Transforming Leadership

The complex challenges of today’s organizations are calling for a new kind of heroic leader. The unquestioned assumption that vision is a pre-requisite for successful change, and that leaders need to be visionaries who can show us the way, presumes that the future is predictable, organizations are controllable, and plans can be implemented. We argue that these assumptions are responsible for the abysmal failure rate of organization-change programs.

In this paper we will describe how our ongoing study of newer change practices (Bushe and Marshak, 2009, 2014, 2015) leads us to argue that successful leadership in situations of volatility, uncertainty, complexity and ambiguity (VUCA), which describe most transformational change scenarios, will require very different assumptions about organizing and leading from the prevailing ‘Performance Mindset’ that emphasizes instrumental and measurable goal-setting and achievement.
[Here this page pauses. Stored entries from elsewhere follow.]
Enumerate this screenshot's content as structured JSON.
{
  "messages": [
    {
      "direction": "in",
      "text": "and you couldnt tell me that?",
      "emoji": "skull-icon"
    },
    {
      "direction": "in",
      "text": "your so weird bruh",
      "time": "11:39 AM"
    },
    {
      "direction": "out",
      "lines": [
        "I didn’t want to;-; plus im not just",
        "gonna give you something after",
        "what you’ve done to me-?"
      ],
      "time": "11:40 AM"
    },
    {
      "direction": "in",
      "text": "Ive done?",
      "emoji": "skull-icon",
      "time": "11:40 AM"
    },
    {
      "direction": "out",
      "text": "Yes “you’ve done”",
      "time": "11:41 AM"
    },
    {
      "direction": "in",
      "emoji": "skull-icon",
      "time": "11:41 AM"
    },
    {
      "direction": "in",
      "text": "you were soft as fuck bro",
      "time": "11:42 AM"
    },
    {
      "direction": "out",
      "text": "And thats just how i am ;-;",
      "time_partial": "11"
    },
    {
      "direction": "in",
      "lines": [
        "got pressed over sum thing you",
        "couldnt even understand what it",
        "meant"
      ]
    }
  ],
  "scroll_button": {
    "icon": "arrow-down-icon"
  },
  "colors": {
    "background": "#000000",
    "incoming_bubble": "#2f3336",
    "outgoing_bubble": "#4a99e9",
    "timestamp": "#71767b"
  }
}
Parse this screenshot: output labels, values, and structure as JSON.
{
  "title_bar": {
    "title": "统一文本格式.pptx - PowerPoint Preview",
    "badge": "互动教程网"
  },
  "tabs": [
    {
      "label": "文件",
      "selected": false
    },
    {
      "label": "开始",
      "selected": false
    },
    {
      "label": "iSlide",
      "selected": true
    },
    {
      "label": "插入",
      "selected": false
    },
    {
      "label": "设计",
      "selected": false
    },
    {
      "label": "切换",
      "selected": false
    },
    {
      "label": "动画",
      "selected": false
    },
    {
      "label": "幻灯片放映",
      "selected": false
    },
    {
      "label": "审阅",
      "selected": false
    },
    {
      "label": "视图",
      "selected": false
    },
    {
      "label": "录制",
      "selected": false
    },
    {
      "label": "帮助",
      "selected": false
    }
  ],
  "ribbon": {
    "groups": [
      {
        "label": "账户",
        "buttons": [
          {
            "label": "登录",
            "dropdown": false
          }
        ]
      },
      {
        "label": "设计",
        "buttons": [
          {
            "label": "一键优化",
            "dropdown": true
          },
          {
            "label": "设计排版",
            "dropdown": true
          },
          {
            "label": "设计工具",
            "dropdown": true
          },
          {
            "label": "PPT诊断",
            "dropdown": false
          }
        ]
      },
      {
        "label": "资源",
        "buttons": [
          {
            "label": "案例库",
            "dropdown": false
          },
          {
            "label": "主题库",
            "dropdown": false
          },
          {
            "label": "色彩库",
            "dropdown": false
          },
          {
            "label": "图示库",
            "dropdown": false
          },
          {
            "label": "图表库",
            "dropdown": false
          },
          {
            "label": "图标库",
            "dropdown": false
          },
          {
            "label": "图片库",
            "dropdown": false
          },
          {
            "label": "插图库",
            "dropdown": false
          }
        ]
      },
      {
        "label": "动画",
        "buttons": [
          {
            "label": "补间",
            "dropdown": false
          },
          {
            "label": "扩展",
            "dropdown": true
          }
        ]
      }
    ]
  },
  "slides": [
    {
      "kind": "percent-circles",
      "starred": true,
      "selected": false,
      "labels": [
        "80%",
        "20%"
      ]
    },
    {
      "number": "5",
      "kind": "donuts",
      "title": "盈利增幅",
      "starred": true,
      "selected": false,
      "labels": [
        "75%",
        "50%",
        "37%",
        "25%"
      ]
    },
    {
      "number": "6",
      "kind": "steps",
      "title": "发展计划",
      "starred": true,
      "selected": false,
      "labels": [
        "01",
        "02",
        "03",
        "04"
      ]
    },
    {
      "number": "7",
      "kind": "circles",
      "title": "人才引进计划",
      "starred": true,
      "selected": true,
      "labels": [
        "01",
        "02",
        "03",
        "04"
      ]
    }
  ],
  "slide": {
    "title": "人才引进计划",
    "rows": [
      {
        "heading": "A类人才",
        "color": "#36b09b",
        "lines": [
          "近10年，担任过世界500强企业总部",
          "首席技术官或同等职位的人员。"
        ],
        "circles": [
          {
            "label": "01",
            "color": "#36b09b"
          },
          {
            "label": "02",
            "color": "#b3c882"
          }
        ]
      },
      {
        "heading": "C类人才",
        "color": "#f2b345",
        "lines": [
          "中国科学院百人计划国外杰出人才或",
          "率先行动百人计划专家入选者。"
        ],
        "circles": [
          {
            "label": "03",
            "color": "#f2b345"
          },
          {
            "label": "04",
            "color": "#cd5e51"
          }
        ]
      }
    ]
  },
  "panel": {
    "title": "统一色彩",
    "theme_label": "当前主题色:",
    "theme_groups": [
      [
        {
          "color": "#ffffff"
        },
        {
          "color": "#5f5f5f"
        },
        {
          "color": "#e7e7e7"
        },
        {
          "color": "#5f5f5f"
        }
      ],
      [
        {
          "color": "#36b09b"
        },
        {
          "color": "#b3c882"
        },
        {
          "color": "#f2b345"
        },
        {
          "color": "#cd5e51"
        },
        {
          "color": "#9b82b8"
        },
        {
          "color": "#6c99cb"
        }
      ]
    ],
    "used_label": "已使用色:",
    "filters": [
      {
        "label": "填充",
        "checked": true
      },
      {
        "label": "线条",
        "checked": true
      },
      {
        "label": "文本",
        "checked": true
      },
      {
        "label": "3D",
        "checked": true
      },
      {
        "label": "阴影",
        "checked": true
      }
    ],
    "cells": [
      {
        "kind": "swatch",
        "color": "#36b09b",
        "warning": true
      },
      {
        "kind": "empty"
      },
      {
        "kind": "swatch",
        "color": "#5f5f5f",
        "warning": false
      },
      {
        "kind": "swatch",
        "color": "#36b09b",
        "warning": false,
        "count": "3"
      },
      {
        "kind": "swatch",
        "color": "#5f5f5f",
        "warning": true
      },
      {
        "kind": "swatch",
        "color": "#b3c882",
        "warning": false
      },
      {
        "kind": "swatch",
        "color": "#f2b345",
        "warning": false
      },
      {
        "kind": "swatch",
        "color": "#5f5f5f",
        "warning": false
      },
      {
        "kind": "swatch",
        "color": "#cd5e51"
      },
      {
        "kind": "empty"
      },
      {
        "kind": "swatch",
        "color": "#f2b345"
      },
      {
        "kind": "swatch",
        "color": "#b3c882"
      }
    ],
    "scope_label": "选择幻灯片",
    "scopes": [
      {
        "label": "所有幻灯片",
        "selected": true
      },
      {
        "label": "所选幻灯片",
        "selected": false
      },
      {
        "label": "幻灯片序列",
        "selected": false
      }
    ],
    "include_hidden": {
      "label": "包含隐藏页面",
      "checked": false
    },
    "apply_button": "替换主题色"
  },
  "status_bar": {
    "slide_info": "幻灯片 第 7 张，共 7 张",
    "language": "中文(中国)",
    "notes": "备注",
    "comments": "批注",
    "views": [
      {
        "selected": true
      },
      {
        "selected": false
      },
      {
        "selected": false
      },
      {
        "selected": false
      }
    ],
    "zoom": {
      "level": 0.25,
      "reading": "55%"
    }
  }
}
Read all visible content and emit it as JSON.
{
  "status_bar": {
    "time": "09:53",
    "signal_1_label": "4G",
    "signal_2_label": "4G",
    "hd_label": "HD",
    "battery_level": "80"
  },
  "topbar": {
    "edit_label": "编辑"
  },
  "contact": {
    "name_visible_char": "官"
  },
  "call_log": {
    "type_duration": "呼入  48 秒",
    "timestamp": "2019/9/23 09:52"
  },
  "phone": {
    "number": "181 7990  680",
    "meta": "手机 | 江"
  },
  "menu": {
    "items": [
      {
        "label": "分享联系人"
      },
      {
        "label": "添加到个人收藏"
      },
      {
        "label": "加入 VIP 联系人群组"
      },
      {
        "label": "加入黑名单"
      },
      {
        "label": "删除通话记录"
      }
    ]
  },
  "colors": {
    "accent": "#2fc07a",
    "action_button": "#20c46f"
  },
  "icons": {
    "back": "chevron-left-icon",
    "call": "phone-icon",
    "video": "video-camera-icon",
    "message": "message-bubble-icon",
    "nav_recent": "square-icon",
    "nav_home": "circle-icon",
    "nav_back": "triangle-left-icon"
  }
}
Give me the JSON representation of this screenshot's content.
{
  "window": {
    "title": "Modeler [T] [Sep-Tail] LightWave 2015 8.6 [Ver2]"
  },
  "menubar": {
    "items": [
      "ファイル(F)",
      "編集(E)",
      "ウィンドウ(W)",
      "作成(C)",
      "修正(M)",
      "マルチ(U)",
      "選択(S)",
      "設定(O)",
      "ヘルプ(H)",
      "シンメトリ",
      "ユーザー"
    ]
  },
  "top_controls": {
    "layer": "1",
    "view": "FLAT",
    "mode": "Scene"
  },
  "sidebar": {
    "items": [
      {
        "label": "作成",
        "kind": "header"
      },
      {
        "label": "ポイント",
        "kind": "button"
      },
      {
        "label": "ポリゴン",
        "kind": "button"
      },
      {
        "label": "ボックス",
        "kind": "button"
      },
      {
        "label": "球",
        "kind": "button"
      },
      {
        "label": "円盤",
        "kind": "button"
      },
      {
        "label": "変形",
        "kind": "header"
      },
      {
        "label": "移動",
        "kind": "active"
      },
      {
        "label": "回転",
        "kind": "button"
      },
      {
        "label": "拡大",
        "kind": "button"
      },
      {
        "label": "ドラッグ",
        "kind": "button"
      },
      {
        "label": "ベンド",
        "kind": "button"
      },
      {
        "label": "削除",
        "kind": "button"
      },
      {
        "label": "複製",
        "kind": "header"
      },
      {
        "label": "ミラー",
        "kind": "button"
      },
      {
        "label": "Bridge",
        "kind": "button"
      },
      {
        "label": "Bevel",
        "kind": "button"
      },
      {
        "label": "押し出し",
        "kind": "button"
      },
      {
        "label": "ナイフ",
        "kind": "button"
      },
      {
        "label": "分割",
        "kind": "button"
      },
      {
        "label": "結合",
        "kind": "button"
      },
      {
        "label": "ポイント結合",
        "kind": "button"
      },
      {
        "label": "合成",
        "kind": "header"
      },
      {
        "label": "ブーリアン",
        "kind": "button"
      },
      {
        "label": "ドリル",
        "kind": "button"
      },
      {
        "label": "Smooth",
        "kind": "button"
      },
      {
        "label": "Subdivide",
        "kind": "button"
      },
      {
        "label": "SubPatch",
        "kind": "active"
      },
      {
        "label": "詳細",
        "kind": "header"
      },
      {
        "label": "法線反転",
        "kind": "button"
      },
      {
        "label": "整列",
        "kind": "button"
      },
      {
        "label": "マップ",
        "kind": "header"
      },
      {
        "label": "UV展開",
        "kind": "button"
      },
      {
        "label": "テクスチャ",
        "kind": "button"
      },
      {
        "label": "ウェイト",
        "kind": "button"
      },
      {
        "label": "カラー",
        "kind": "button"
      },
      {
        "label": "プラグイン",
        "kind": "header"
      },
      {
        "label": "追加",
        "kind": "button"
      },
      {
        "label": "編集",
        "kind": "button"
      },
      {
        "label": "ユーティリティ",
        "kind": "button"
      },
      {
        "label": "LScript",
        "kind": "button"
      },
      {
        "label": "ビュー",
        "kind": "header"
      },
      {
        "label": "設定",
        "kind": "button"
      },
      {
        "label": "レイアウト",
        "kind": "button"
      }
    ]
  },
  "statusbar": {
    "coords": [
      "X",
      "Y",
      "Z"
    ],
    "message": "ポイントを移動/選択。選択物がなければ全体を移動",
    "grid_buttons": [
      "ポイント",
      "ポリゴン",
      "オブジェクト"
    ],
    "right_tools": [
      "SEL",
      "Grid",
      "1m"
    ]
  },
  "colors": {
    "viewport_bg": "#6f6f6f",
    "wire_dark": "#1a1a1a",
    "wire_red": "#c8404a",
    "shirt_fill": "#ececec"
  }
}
Rather than identifying what the change will be, leaders need to identify and lead processes for engaging the necessary stakeholders in emergent change processes. To do that successfully requires a ‘Generative Leader Mindset’ that acknowledges and works with the social construction of organizations. We identify seven assumptions we think underlie successful leadership practice in a VUCA world. The continuing emphasis on being a solitary, strategic thinker who can envision viable futures and the path to those futures does little to prepare today’s leaders for the complex, ever-changing challenges they face. Instead, leaders need to be able to hold the space of complexity and uncertainty in ways that encourage and enable emergent and generative transformational change.